Pyspark Py4j IllegalArgumentException with spark.createDataFrame and pyspark.ml.clustering


Let me disclose the full background of my problem first, I'll have a simplified MWE that recreates the same issue at the bottom. Feel free to skip me rambling about my setup and go straight to the last section.

The Actors in my Original Problem:

  1. A spark dataframe data read from Amazon S3, with a column scaled_features that ultimately is the result of a VectorAssembler operation followed by a MinMaxScaler.
  2. A spark dataframe column pca_features that results from the above df column after a PCA like so:
mat = RowMatrix(data.select('scaled_features').rdd.map(list))
pc = mat.computePrincipalComponents(2)
projected = mat.multiply(pc).rows.map(lambda x: (x, )).toDF().withColumnRenamed('_1', 'pca_features')
  1. Two instances of BisectingKMeans fitting to both instances of features in the abovementioned data frames like so:
kmeans_scaled = BisectingKMeans(featuresCol='scaled_features').setK(4).setSeed(1)
model1 = kmeans_scaled.fit(data)

kmeans_pca = BisectingKMeans(featuresCol='pca_features').setK(4).setSeed(1)
model2 = kmeans_pca.fit(projected)

The Issue:

While BisectingKMeans fits to scaled_features from my first df without issues, when attempting a fit to the projected features, it errors out with the following

Py4JJavaError: An error occurred while calling o1413.fit.
: java.lang.IllegalArgumentException: requirement failed: Column features must be of type equal to one of the following types:
[struct<type:tinyint,size:int,indices:array<int>,values:array<double>>, array<double>, array<float>]
but was actually of type struct<type:tinyint,size:int,indices:array<int>,values:array<double>>.
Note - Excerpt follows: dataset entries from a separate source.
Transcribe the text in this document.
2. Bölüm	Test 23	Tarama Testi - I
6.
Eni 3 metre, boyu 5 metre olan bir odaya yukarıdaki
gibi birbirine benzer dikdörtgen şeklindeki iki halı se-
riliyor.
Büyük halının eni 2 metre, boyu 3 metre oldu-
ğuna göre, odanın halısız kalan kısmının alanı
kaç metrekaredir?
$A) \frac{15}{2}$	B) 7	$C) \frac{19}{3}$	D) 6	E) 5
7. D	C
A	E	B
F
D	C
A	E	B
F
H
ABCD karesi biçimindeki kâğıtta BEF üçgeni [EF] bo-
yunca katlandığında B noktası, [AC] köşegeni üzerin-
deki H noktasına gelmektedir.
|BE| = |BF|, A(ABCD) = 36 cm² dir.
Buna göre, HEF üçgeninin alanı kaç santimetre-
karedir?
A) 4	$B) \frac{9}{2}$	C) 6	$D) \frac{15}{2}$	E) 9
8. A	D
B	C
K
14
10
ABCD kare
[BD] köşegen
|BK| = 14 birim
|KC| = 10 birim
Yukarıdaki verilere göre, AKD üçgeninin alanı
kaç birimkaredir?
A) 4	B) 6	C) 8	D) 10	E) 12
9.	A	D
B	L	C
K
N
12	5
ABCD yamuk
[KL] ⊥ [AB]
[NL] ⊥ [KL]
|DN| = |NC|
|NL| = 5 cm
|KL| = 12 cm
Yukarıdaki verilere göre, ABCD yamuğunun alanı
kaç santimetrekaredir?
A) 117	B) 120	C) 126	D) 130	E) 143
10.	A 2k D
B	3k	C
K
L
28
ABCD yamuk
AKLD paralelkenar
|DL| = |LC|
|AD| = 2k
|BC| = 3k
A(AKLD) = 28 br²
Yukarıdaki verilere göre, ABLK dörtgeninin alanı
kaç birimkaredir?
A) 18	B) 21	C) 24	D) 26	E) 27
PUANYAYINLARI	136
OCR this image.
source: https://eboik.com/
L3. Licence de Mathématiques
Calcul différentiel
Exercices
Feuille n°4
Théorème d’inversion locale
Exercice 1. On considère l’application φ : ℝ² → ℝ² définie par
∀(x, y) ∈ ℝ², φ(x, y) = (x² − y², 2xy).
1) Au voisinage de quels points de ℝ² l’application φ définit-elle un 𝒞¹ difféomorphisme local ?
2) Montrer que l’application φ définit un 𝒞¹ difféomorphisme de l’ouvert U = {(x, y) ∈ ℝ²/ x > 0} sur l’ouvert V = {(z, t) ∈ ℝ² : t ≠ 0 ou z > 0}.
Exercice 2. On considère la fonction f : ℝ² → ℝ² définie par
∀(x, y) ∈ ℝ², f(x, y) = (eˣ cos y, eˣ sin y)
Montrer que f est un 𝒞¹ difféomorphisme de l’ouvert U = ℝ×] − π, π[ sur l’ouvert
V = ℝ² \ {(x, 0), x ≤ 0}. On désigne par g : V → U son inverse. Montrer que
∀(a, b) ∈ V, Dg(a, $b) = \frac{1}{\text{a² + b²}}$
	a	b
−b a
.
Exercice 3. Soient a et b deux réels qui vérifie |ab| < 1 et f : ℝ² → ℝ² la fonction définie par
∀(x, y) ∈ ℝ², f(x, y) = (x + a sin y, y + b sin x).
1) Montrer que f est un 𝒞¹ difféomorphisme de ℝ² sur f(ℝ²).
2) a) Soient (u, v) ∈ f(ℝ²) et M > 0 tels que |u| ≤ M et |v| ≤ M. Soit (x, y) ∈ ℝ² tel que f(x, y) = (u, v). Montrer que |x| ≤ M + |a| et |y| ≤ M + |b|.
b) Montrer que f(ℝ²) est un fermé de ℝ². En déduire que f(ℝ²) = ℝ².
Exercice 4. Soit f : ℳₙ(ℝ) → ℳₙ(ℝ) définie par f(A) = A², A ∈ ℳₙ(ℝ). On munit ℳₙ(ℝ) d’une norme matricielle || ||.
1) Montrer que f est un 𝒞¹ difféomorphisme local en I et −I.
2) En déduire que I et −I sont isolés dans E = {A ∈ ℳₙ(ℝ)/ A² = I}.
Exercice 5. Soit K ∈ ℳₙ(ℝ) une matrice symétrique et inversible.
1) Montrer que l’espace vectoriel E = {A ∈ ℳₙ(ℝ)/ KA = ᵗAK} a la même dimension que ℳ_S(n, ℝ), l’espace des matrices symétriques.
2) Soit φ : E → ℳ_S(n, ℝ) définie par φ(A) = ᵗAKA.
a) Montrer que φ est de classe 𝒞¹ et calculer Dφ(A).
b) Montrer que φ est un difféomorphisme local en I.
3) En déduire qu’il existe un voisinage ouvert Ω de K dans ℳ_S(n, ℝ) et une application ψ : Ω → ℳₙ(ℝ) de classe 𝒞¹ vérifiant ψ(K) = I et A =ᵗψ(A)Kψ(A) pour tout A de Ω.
As you can see, Py4J complains that I'm passing data in a certain struct type that happens to be the first type specified in the list of allowed types.

Additional Debug Info:

My Spark is running version 2.4.0

Checking the dtypes yields: data.dtypes: [('scaled_features', 'vector')] and projected.dtypes: [('pca_features', 'vector')]. The Schema is the same for both dataframes as well, printing just one for reference:

root
 |-- scaled_features: vector (nullable = true)

Recreating the error (MWE):

It turns out that this same error can be recreated by creating a simple data frame from some Vectors (the columns in my original dfs are of VectorType as well):

from pyspark.sql import Row
from pyspark.mllib.linalg import DenseVector
from pyspark.ml.clustering import BisectingKMeans

test_data = spark.createDataFrame([Row(test_features=DenseVector([43.0, 0.0, 200.0, 1.0, 1.0, 1.0, 0.0, 3.0])),
    Row(test_features=DenseVector([44.0, 0.0, 250.0, 1.0, 1.0, 1.0, 0.0, 1.0])),
    Row(test_features=DenseVector([23.0, 0.0, 0.0, 1.0, 1.0, 1.0, 0.0, 1.0])),
    Row(test_features=DenseVector([25.0, 0.0, 0.0, 1.0, 1.0, 1.0, 0.0, 2.0])),
    Row(test_features=DenseVector([19.0, 0.0, 200.0, 1.0, 0.0, 1.0, 0.0, 1.0]))])

kmeans_test = BisectingKMeans(featuresCol='test_features').setK(4).setSeed(1)
model3 = kmeans_test.fit(test_data)

The last line results in the same error I'm facing in my original setup.

Can anyone explain this error and suggest a way to rectify it?


Solution

  • After a few more days of investigation, I was pointed to the (rather embarrassing) cause of the issue:

    Pyspark has two machine learning libraries: pyspark.ml and pyspark.mllib and it turns out they don't go well together. Replacing from pyspark.mllib.linalg import DenseVector by from pyspark.ml.linalg import DenseVector resolves all the issues.